Historically yes - uppercases came first. Even when lower cases showed up, the combination key sequence to get the lowercases working was harder so that took more time to catchup
This is a Google Colab notebook (that works in Jupyter too). The notebook can connect to live data sources (e.g. Kafka) and you can do analysis. You could do a CSV replay if you have timestamped data entries
Jan, can you explain briefly how the deduplicator checks if the new answer is significantly different? Is there code in the repository we can take a look at?
Sure: when a new response is produced because some source documents have changed we ask an LLM to compare the responses and tell if they are significantly different.
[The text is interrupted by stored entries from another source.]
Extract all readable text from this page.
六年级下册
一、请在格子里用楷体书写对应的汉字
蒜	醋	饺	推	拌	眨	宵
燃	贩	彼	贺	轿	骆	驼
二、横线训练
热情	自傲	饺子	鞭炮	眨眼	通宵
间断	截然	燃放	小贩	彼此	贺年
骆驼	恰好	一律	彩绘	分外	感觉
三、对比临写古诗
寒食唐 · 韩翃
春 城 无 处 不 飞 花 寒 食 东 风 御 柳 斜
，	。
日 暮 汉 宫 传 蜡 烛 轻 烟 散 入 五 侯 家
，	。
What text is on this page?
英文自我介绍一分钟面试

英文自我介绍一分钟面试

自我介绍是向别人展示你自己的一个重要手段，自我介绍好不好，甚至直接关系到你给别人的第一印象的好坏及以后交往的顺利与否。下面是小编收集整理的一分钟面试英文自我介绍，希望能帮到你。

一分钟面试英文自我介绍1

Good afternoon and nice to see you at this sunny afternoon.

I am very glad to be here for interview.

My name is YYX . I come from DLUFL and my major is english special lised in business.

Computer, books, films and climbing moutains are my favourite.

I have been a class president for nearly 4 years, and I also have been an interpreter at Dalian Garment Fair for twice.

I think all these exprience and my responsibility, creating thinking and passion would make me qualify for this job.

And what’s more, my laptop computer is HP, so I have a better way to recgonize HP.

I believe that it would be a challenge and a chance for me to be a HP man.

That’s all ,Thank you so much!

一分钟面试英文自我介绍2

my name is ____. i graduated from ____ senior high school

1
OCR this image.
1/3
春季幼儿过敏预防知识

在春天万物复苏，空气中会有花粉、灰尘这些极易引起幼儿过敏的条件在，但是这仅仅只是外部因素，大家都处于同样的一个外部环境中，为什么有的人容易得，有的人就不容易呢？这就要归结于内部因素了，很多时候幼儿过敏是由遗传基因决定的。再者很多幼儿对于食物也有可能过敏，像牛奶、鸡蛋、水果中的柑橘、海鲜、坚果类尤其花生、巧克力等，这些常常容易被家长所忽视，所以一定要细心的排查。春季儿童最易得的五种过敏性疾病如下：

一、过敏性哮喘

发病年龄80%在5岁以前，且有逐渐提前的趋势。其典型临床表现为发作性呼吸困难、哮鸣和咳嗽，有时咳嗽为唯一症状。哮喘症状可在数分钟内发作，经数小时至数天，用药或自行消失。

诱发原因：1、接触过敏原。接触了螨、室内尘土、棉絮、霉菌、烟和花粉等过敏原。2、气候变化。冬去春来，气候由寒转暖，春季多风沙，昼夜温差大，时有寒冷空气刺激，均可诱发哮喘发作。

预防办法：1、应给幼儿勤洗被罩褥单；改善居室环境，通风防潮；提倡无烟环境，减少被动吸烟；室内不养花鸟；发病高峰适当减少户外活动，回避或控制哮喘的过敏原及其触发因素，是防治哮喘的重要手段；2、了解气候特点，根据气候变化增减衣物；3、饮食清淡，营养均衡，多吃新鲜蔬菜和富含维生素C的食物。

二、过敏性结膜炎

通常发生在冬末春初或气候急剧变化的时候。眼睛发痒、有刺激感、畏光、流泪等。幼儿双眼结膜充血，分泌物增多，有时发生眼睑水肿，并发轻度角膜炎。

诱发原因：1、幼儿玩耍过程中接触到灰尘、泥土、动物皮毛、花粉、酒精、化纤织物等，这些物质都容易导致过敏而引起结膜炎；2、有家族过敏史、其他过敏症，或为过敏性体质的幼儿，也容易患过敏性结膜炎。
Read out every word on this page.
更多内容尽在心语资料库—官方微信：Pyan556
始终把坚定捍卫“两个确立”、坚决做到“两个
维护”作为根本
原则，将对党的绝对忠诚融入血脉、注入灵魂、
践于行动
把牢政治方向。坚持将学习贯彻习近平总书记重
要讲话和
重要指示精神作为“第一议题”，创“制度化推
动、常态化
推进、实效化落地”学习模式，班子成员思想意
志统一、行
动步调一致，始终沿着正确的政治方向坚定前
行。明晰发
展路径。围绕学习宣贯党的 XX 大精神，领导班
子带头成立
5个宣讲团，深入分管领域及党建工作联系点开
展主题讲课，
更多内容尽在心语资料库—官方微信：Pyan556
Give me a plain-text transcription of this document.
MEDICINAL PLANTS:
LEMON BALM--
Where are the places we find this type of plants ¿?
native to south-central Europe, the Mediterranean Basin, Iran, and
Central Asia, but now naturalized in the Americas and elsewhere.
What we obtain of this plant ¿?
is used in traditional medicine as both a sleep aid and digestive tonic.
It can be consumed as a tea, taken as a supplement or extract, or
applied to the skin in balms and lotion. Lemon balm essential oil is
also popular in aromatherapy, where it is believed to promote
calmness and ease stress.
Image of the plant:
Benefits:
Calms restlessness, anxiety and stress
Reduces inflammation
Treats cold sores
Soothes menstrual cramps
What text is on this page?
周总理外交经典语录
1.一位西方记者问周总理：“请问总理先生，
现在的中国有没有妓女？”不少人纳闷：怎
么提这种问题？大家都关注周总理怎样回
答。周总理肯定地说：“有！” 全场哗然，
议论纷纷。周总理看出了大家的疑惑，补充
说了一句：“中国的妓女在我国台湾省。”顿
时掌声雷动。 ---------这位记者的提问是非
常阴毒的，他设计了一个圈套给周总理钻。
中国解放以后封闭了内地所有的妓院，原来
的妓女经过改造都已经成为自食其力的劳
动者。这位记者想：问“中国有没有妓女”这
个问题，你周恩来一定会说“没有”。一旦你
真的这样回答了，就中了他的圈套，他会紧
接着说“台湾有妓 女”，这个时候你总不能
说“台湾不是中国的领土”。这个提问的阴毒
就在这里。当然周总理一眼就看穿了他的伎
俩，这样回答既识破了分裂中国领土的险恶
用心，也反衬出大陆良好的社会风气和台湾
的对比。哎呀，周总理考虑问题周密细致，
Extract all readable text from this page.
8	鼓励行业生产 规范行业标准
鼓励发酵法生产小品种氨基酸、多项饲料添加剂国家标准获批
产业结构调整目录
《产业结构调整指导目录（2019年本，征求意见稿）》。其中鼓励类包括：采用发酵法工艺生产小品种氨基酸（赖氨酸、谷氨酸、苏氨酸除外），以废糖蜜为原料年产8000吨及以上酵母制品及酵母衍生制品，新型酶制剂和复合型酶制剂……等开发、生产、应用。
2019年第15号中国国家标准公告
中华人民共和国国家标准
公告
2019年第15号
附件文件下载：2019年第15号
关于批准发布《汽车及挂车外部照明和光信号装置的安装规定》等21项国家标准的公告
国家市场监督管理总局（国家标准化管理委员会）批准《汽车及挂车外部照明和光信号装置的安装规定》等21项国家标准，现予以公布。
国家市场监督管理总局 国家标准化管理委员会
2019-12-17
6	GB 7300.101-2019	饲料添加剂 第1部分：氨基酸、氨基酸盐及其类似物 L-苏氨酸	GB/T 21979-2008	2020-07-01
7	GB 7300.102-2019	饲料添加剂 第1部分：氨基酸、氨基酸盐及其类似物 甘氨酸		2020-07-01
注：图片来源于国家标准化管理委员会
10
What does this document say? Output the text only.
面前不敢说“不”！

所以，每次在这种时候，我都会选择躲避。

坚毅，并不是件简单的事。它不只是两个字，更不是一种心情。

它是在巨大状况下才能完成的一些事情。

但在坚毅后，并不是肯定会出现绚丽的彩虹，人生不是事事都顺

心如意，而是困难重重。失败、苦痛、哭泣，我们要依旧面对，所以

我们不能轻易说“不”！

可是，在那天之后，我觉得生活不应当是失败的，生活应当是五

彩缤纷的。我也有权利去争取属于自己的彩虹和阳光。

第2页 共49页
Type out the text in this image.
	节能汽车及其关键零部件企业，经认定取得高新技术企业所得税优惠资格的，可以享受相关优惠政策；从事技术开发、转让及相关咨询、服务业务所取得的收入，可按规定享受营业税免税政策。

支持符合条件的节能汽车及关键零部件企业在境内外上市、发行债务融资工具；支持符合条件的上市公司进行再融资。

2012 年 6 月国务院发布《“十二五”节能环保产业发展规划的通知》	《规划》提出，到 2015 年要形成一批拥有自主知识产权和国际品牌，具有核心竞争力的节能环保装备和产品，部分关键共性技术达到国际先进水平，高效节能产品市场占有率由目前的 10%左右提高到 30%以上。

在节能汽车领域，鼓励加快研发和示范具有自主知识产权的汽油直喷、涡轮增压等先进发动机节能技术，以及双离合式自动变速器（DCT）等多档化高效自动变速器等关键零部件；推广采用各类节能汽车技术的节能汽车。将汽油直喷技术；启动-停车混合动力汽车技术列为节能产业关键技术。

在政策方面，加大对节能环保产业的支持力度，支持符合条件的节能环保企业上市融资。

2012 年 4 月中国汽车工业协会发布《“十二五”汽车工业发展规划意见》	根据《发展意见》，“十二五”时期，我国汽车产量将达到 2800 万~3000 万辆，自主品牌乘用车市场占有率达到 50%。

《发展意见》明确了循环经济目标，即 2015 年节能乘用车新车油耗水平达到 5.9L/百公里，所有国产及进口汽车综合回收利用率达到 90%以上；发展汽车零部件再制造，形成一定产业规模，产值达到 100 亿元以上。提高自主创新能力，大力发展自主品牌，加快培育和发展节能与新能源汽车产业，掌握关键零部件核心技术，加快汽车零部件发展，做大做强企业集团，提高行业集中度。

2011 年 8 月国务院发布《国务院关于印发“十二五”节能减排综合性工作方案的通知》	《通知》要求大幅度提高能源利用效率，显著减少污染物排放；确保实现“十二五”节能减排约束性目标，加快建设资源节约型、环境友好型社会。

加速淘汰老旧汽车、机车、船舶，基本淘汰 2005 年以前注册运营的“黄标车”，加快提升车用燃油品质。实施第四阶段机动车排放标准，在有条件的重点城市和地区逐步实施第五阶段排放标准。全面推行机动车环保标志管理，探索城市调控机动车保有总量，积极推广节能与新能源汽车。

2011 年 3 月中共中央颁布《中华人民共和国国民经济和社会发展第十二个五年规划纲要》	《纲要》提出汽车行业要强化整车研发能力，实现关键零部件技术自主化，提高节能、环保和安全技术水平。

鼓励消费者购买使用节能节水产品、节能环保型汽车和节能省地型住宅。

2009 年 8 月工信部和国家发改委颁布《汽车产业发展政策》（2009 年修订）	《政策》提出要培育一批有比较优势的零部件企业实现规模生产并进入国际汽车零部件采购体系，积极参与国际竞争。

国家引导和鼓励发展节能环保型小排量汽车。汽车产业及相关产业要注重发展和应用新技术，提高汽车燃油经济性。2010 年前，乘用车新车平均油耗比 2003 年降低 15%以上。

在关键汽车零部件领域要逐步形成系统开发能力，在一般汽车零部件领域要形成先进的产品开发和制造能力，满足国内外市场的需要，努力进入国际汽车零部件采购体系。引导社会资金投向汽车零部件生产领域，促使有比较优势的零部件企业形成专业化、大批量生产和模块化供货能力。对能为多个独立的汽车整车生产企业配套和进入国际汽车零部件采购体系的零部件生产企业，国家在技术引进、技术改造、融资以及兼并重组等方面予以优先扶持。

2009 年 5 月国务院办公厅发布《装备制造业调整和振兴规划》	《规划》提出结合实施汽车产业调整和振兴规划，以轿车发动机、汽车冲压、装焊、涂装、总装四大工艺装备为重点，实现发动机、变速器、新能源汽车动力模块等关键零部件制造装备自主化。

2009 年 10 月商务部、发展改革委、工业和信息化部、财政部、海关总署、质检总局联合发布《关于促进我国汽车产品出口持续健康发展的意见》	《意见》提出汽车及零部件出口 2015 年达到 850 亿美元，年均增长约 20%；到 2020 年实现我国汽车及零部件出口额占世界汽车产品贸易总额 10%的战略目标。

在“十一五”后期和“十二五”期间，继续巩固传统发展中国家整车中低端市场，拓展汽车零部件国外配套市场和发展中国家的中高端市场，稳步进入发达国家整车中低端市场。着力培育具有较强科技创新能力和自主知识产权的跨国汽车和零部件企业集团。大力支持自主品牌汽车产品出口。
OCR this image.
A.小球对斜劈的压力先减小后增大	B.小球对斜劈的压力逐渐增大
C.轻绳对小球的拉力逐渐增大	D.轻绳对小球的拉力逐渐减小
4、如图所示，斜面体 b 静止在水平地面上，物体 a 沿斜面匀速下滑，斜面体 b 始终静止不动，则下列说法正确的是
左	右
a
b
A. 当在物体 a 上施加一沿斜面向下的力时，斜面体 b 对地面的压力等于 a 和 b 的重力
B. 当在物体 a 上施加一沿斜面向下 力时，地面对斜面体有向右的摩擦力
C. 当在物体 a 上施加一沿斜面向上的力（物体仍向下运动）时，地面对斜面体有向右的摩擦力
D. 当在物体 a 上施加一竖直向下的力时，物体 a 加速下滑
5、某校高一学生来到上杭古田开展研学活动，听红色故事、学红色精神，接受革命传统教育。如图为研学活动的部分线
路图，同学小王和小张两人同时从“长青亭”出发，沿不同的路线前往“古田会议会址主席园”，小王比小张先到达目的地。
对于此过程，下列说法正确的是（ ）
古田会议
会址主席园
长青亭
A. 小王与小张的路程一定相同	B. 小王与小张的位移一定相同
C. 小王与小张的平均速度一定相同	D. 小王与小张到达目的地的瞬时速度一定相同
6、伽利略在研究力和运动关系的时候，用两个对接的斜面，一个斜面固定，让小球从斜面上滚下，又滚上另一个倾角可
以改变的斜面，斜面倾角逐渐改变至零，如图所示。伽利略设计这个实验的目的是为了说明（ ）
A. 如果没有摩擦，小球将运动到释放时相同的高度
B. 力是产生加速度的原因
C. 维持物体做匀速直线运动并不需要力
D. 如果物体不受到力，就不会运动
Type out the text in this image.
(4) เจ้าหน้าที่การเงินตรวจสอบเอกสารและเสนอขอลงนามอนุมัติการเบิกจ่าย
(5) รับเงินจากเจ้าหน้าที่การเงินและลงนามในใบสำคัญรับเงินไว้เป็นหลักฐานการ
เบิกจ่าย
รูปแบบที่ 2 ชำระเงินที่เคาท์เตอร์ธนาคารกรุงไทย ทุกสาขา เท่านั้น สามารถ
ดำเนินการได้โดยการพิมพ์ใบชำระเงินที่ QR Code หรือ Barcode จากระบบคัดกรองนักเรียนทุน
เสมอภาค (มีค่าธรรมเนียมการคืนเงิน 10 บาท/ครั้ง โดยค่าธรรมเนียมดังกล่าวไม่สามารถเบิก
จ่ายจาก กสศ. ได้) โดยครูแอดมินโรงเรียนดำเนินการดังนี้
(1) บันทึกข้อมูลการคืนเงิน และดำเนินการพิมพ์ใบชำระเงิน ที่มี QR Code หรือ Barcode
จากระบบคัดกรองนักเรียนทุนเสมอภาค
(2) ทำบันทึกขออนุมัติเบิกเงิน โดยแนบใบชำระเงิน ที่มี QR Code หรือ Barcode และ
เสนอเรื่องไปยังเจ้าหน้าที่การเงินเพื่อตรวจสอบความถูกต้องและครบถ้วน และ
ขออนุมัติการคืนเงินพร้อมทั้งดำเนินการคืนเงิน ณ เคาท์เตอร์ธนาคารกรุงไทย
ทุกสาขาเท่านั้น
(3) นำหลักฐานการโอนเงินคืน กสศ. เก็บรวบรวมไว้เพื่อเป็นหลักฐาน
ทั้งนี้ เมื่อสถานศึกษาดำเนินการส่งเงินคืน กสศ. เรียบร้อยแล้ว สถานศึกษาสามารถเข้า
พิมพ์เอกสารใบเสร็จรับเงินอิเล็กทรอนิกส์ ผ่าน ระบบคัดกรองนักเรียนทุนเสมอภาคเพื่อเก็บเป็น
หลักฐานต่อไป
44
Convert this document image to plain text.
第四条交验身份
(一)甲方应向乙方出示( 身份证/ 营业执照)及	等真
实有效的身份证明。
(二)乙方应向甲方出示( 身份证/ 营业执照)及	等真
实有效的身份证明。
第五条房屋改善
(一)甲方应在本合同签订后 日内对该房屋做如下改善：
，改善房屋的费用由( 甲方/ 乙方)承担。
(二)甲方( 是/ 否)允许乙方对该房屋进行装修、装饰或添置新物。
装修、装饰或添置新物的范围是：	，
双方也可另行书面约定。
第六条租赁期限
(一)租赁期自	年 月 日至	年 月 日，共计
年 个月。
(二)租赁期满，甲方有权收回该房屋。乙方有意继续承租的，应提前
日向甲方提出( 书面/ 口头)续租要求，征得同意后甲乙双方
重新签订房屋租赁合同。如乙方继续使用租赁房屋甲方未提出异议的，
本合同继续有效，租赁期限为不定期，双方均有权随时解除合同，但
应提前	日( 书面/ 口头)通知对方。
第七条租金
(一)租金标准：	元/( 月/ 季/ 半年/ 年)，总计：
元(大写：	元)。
Even a simplistic prompt, like the one used in the example would do:
Are the two following responses deviating?
Answer with Yes or No.
First response: "{old}"
Second response: "{new}"
That's a good idea, the deduplication criterion is easy to change, using an llm is faster to get started, but after a while a corpus of decisions is created and can be used to either select another mechanism, or e.g. train one on top of bert embeddings.
I feel that there are too many moving pieces here especially for prototyping. There was a much more simpler app recently I took a look at on a recent hackernews post : https://news.ycombinator.com/item?id=36894142
They still have work to do with different connectors (e.g. PDF etc) but the realtime simple document pipeline is what helps a lot.